In 1866 was er op de Molenweg, net voorbij de molen een nieuwe smederij van de meestersmid Cornelis Roodvoets (1830-1892). De zaken gingen goed en in maart 1866 vroeg hij om een smidsknecht en ‘eenigzins bekend met het boerenwerk en het beslaan van paarden’. Bij de geboorte van zijn zoon Adrianus Roodvoets in 1855 stond Cornelis al genoteerd op de geboorteakte als hoefsmid te Bunnik. De smederij was een goed lopend bedrijf en volgens opgave in 1887 waren er 4 arbeiders in dienst.

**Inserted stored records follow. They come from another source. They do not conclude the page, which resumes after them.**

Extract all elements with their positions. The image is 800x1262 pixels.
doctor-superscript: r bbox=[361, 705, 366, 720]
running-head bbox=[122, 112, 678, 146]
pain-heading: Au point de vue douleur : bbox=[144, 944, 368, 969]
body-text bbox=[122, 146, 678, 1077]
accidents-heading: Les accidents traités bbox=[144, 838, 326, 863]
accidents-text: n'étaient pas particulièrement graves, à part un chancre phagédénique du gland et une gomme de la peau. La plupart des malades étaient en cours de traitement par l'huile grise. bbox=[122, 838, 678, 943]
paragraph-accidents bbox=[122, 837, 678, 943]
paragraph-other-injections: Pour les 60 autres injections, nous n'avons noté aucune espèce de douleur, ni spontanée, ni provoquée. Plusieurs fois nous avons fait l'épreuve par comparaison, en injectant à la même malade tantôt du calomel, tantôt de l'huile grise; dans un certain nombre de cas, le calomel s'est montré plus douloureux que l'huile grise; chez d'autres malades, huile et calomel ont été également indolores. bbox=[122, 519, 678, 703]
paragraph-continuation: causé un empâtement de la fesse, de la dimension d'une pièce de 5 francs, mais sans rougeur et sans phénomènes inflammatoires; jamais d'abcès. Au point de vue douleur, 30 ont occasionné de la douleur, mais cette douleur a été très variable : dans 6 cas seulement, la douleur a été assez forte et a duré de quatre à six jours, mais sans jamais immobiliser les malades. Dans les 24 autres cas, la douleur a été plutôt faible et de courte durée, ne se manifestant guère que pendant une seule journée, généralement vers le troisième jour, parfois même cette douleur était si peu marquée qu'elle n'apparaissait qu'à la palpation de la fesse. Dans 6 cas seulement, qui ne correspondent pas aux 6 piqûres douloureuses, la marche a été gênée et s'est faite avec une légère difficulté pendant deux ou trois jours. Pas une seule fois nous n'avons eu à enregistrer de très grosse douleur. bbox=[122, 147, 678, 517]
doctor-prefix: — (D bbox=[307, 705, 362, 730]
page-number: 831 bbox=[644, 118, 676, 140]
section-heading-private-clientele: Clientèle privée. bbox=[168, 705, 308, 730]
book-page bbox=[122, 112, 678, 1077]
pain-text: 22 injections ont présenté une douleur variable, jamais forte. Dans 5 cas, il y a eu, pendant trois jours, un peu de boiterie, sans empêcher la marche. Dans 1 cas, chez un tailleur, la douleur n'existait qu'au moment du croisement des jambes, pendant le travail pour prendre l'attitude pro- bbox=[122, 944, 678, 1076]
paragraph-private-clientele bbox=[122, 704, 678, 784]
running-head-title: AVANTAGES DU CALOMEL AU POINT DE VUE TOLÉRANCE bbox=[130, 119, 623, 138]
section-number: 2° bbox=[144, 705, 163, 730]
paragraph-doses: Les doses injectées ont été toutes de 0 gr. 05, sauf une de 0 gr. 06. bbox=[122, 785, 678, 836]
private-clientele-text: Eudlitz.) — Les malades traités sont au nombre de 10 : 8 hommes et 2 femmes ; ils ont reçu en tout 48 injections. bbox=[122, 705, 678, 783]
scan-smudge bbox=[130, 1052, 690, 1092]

Cornelis Roodvoets kreeg totaal 15 kinderen, waarvan er 3 vroegtijdig overlijden. Cornelis werd maar 62 jaar en na zijn overlijden namen zijn zoons het werk in de smederij over. De vrouw van Cornelis, Willemina van Raven, nam de zakelijk leiding. Ook in 1898 werd een smidsknecht gevraagd die bekwaam is in het hoefbeslag en in het boerenwerk. Hiervoor kon er geïnformeerd worden bij de weduwe van C. Roodvoets.

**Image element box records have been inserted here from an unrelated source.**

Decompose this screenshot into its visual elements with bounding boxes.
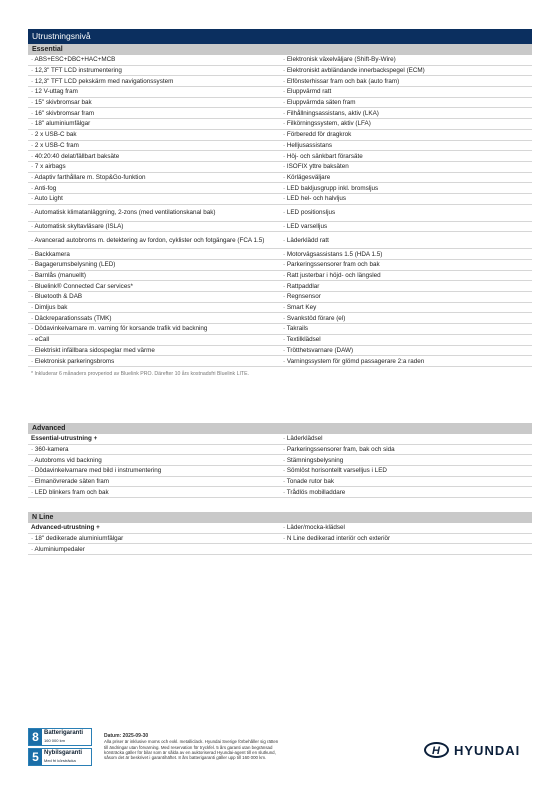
essential-item-label: · LED positionsljus [283,209,336,217]
advanced-grid [28,434,532,498]
hyundai-logo [424,742,524,760]
advanced-item-label: · LED blinkers fram och bak [31,488,109,496]
essential-item [280,183,532,194]
essential-item [280,76,532,87]
essential-item-label: · Bluelink® Connected Car services* [31,282,133,290]
essential-item-label: · ABS+ESC+DBC+HAC+MCB [31,56,116,64]
essential-item-label: · Rattpaddlar [283,282,320,290]
section-heading-advanced: Advanced [28,423,532,434]
essential-item [28,303,280,314]
essential-item [280,194,532,205]
essential-item-label: · Elektroniskt avbländande innerbackspegel (ECM) [283,67,425,75]
essential-item [280,260,532,271]
essential-item [280,55,532,66]
new-car-warranty-number: 5 [29,749,42,765]
advanced-item-label: · Läderklädsel [283,435,323,443]
essential-item-label: · 2 x USB-C bak [31,131,77,139]
essential-item [28,162,280,173]
page-title: Utrustningsnivå [28,29,532,44]
nline-item [280,523,532,534]
essential-item-label: · Bagagerumsbelysning (LED) [31,261,116,269]
essential-item [280,324,532,335]
essential-item-label: · Elfönsterhissar fram och bak (auto fram) [283,77,400,85]
essential-item-label: · 12 V-uttag fram [31,88,78,96]
essential-item-label: · 12,3" TFT LCD instrumentering [31,67,122,75]
essential-item [280,281,532,292]
essential-item-label: · Varningssystem för glömd passagerare 2:a raden [283,357,425,365]
essential-item-label: · Textilklädsel [283,336,321,344]
nline-item [28,534,280,545]
essential-item-label: · Helljusassistans [283,141,332,149]
essential-item [28,98,280,109]
advanced-item-label: · Tonade rutor bak [283,477,334,485]
essential-item-label: · 16" skivbromsar fram [31,109,95,117]
nline-item-label: · 18" dedikerade aluminiumfälgar [31,535,124,543]
essential-item-label: · Höj- och sänkbart förarsäte [283,152,363,160]
essential-item [280,66,532,77]
essential-item [28,55,280,66]
advanced-item-label: · Trådlös mobilladdare [283,488,346,496]
battery-warranty-badge [28,728,92,746]
essential-item-label: · Dimljus bak [31,304,68,312]
nline-item-label: · Aluminiumpedaler [31,545,85,553]
advanced-item [280,477,532,488]
essential-item [28,356,280,367]
essential-item [280,346,532,357]
battery-warranty-number: 8 [29,729,42,745]
nline-grid [28,523,532,555]
essential-item [28,292,280,303]
essential-item [28,249,280,260]
essential-item-label: · Elektronisk parkeringsbroms [31,357,115,365]
nline-item [28,544,280,555]
essential-item [280,108,532,119]
section-heading-essential: Essential [28,44,532,55]
essential-item-label: · ISOFIX yttre baksäten [283,163,349,171]
advanced-item-label: Essential-utrustning + [31,435,98,443]
essential-item [280,173,532,184]
essential-item [280,303,532,314]
essential-item-label: · Motorvägsassistans 1.5 (HDA 1.5) [283,250,383,258]
advanced-item-label: · Sömlöst horisontellt varselljus i LED [283,467,387,475]
disclaimer-text: Alla priser är inklusive moms och exkl. metalliclack. Hyundai Sverige förbehåller sig rätten till ändringar utan förvarning. Med reservation för tryckfel. 5 års garanti utan begränsad körsträcka gäller för bilar som är sålda av en auktoriserad Hyundai-agent till en slutkund, såsom det är beskrivet i garantihäftet. 8 års batterigaranti gäller upp till 160 000 km. [104,739,279,761]
essential-item-label: · Bluetooth & DAB [31,293,83,301]
essential-item-label: · Anti-fog [31,184,57,192]
essential-item-label: · Barnlås (manuellt) [31,272,86,280]
essential-item [28,66,280,77]
essential-item-label: · 2 x USB-C fram [31,141,79,149]
advanced-item [28,477,280,488]
advanced-item [28,466,280,477]
essential-item [28,108,280,119]
footnote: * Inkluderar 6 månaders provperiod av Bluelink PRO. Därefter 10 års kostnadsfri Bluelink LITE. [31,370,249,377]
essential-item-label: · Svankstöd förare (el) [283,314,346,322]
essential-item-label: · Elektronisk växelväljare (Shift-By-Wire) [283,56,396,64]
essential-item [28,222,280,233]
essential-item [280,98,532,109]
date-label: Datum: 2025-09-30 [104,733,149,739]
essential-item-label: · Avancerad autobroms m. detektering av fordon, cyklister och fotgängare (FCA 1.5) [31,236,265,244]
essential-item [280,130,532,141]
essential-item-label: · Adaptiv farthållare m. Stop&Go-funktion [31,173,146,181]
new-car-warranty-badge [28,748,92,766]
essential-item [280,119,532,130]
essential-item [28,324,280,335]
essential-item [280,222,532,233]
essential-item-label: · Eluppvärmda säten fram [283,99,356,107]
essential-item-label: · Automatisk klimatanläggning, 2-zons (med ventilationskanal bak) [31,209,216,217]
essential-item-label: · 15" skivbromsar bak [31,99,92,107]
advanced-item [280,466,532,477]
section-heading-nline: N Line [28,512,532,523]
essential-item-label: · Eluppvärmd ratt [283,88,332,96]
essential-item [28,205,280,222]
essential-item-label: · Takrails [283,325,309,333]
essential-item [28,141,280,152]
essential-item-label: · 18" aluminiumfälgar [31,120,91,128]
essential-item [28,173,280,184]
essential-grid [28,55,532,367]
advanced-item [280,434,532,445]
essential-item-label: · Regnsensor [283,293,321,301]
essential-item-label: · LED varselljus [283,222,328,230]
essential-item [28,76,280,87]
advanced-item-label: · 360-kamera [31,445,69,453]
essential-item-label: · Läderklädd ratt [283,236,329,244]
battery-warranty-title: Batterigaranti [44,730,84,736]
advanced-item-label: · Dödavinkelvarnare med bild i instrumentering [31,467,162,475]
essential-item [28,346,280,357]
essential-item [280,292,532,303]
essential-item [280,232,532,249]
essential-item [28,313,280,324]
essential-item [280,205,532,222]
advanced-item [280,455,532,466]
essential-item [280,356,532,367]
essential-item [280,249,532,260]
essential-item [28,260,280,271]
essential-item [280,151,532,162]
new-car-warranty-title: Nybilsgaranti [44,750,83,756]
nline-item-label: · Läder/mocka-klädsel [283,524,345,532]
essential-item [28,281,280,292]
essential-item-label: · Ratt justerbar i höjd- och längsled [283,272,381,280]
essential-item-label: · Auto Light [31,195,63,203]
nline-item [280,544,532,555]
essential-item-label: · Elektriskt infällbara sidospeglar med värme [31,346,155,354]
essential-item [280,271,532,282]
essential-item-label: · Körlägesväljare [283,173,331,181]
essential-item [28,183,280,194]
essential-item-label: · Automatisk skyltavläsare (ISLA) [31,222,124,230]
essential-item [280,162,532,173]
essential-item-label: · Filhållningsassistans, aktiv (LKA) [283,109,379,117]
essential-item-label: · Filkörningssystem, aktiv (LFA) [283,120,371,128]
nline-item-label: Advanced-utrustning + [31,524,100,532]
essential-item [28,232,280,249]
essential-item-label: · 12,3" TFT LCD pekskärm med navigationssystem [31,77,174,85]
advanced-item [28,445,280,456]
essential-item [28,130,280,141]
essential-item [28,119,280,130]
essential-item [280,87,532,98]
advanced-item-label: · Stämningsbelysning [283,456,344,464]
new-car-warranty-sub: Med fri körsträcka [44,758,76,763]
essential-item [28,271,280,282]
essential-item-label: · LED hel- och halvljus [283,195,346,203]
essential-item-label: · 7 x airbags [31,163,66,171]
essential-item [280,141,532,152]
footer [28,728,532,768]
disclaimer-block [104,734,279,760]
essential-item-label: · Smart Key [283,304,317,312]
advanced-item [280,445,532,456]
essential-item-label: · 40:20:40 delat/fällbart baksäte [31,152,120,160]
advanced-item-label: · Parkeringssensorer fram, bak och sida [283,445,395,453]
essential-item-label: · LED bakljusgrupp inkl. bromsljus [283,184,379,192]
advanced-item [28,455,280,466]
advanced-item [28,434,280,445]
essential-item [280,335,532,346]
nline-item [280,534,532,545]
essential-item [28,335,280,346]
nline-item-label: · N Line dedikerad interiör och exteriör [283,535,391,543]
equipment-page [28,29,532,555]
hyundai-wordmark: HYUNDAI [454,743,521,758]
essential-item-label: · Förberedd för dragkrok [283,131,352,139]
essential-item [28,194,280,205]
essential-item-label: · Trötthetsvarnare (DAW) [283,346,354,354]
essential-item [28,151,280,162]
advanced-item-label: · Autobroms vid backning [31,456,102,464]
nline-item [28,523,280,534]
essential-item-label: · Dödavinkelvarnare m. varning för korsande trafik vid backning [31,325,208,333]
hyundai-logo-icon: H [424,742,449,758]
essential-item-label: · Däckreparationssats (TMK) [31,314,112,322]
essential-item [28,87,280,98]
essential-item-label: · eCall [31,336,50,344]
essential-item [280,313,532,324]
battery-warranty-sub: 160 000 km [44,738,65,743]
advanced-item [28,487,280,498]
essential-item-label: · Parkeringssensorer fram och bak [283,261,380,269]
advanced-item [280,487,532,498]
advanced-item-label: · Elmanövrerade säten fram [31,477,110,485]
essential-item-label: · Backkamera [31,250,70,258]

Zijn zoon Cornelis Roodvoets (1863-1921) doet aangifte van het overlijden en als beroep wordt omschreven ‘grof en hoefsmid’. Van de 9 broers blijven alleen Cornelis en zijn broer Jacob Jan Roodvoets (1868-1956) werken op de smederij als smid. Jacob Jan blijft op de smederij wonen en zijn broer Cornelis verhuist naar Utrecht. Jacob Jan Roodvoets is behalve meestersmid ook gemeente-ontvanger en Kerkvoogd bij de N.H. Kerk in Bunnik.(1901)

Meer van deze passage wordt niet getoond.